Nathaniel Shilkret
From Wikipedia, the free encyclopedia
Nathaniel Shilkret (b. 25 December 1895 - d. 18 February 1982) (some sources [1] give 1889-1992) in New York, to an Austrian-Jewish immigrant family was an American composer and conductor.
For many years he was "director of light music" for the Victor Talking Machine Company (later RCA Victor). He conducted the orchestra for the very first recording of George Gershwin's symphonic poem An American in Paris, in 1928. His best-known popular composition was The Lonesome Road, sung by Jules Bledsoe (dubbing Stepin Fetchit) in the final scene of the 1929 part-talkie film version of Show Boat and recorded by more than one-hundred artists, including Louis Armstrong, Bing Crosby, Frank Sinatra and Paul Robeson.
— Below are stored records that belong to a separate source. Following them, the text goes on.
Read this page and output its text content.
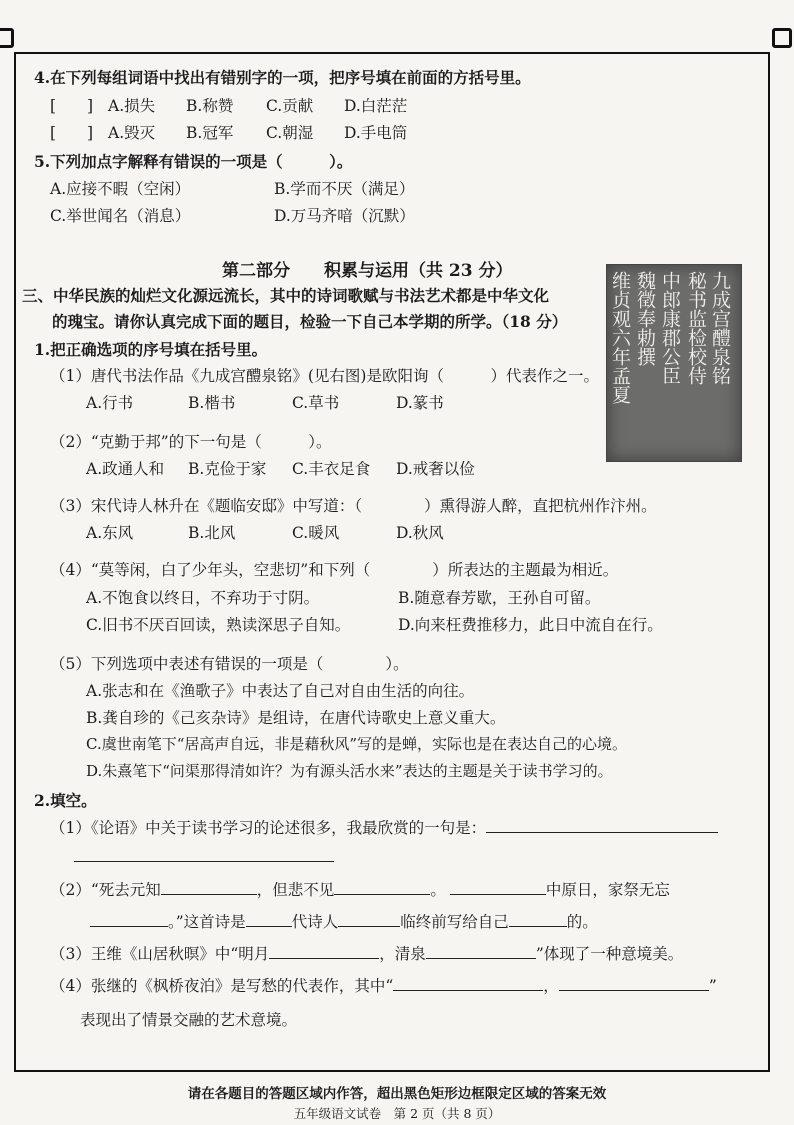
4.在下列每组词语中找出有错别字的一项，把序号填在前面的方括号里。
[　　] A.损失 B.称赞 C.贡献 D.白茫茫
[　　] A.毁灭 B.冠军 C.朝湿 D.手电筒
5.下列加点字解释有错误的一项是（　　　）。
A.应接不暇（空闲）	B.学而不厌（满足）
C.举世闻名（消息）	D.万马齐喑（沉默）
第二部分　　积累与运用（共 23 分）	九成宫醴泉铭
秘书监检校侍
中郎康郡公臣
魏徵奉勅撰
维贞观六年孟夏
三、中华民族的灿烂文化源远流长，其中的诗词歌赋与书法艺术都是中华文化
的瑰宝。请你认真完成下面的题目，检验一下自己本学期的所学。（18 分）
1.把正确选项的序号填在括号里。
（1）唐代书法作品《九成宫醴泉铭》(见右图)是欧阳询（　　　）代表作之一。
A.行书	B.楷书	C.草书	D.篆书
（2）“克勤于邦”的下一句是（　　　）。
A.政通人和 B.克俭于家 C.丰衣足食 D.戒奢以俭
（3）宋代诗人林升在《题临安邸》中写道：（　　　　）熏得游人醉，直把杭州作汴州。
A.东风	B.北风	C.暖风	D.秋风
（4）“莫等闲，白了少年头，空悲切”和下列（　　　　）所表达的主题最为相近。
A.不饱食以终日，不弃功于寸阴。	B.随意春芳歇，王孙自可留。
C.旧书不厌百回读，熟读深思子自知。	D.向来枉费推移力，此日中流自在行。
（5）下列选项中表述有错误的一项是（　　　　）。
A.张志和在《渔歌子》中表达了自己对自由生活的向往。
B.龚自珍的《己亥杂诗》是组诗，在唐代诗歌史上意义重大。
C.虞世南笔下“居高声自远，非是藉秋风”写的是蝉，实际也是在表达自己的心境。
D.朱熹笔下“问渠那得清如许？为有源头活水来”表达的主题是关于读书学习的。
2.填空。
（1）《论语》中关于读书学习的论述很多，我最欣赏的一句是：
（2）“死去元知	，但悲不见	。	中原日，家祭无忘
。”这首诗是	代诗人	临终前写给自己	的。
（3）王维《山居秋暝》中“明月	，清泉	”体现了一种意境美。
（4）张继的《枫桥夜泊》是写愁的代表作，其中“	，	”
表现出了情景交融的艺术意境。
请在各题目的答题区域内作答，超出黑色矩形边框限定区域的答案无效
五年级语文试卷　第 2 页（共 8 页）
He moved to Los Angeles in 1935 and there contributed music scores to a string of Hollywood films for MGM and RKO, particularly Mary of Scotland (1936), Swing Time (1936), The Plough and the Stars, and Shall We Dance? (1937) and several films of Laurel and Hardy. Shilkret also received an Oscar nomination for his work scoring the film version of Maxwell Anderson's stage drama Winterset (1936). In 1939, he conducted a group of soloists (including tenor Jan Peerce) and the Victor Symphony Orchestra for RCA Victor's multi-disc tribute to Victor Herbert, which were recorded following a special NBC radio broadcast. He left the movie business after 1946 to join the CBS radio network as its music director.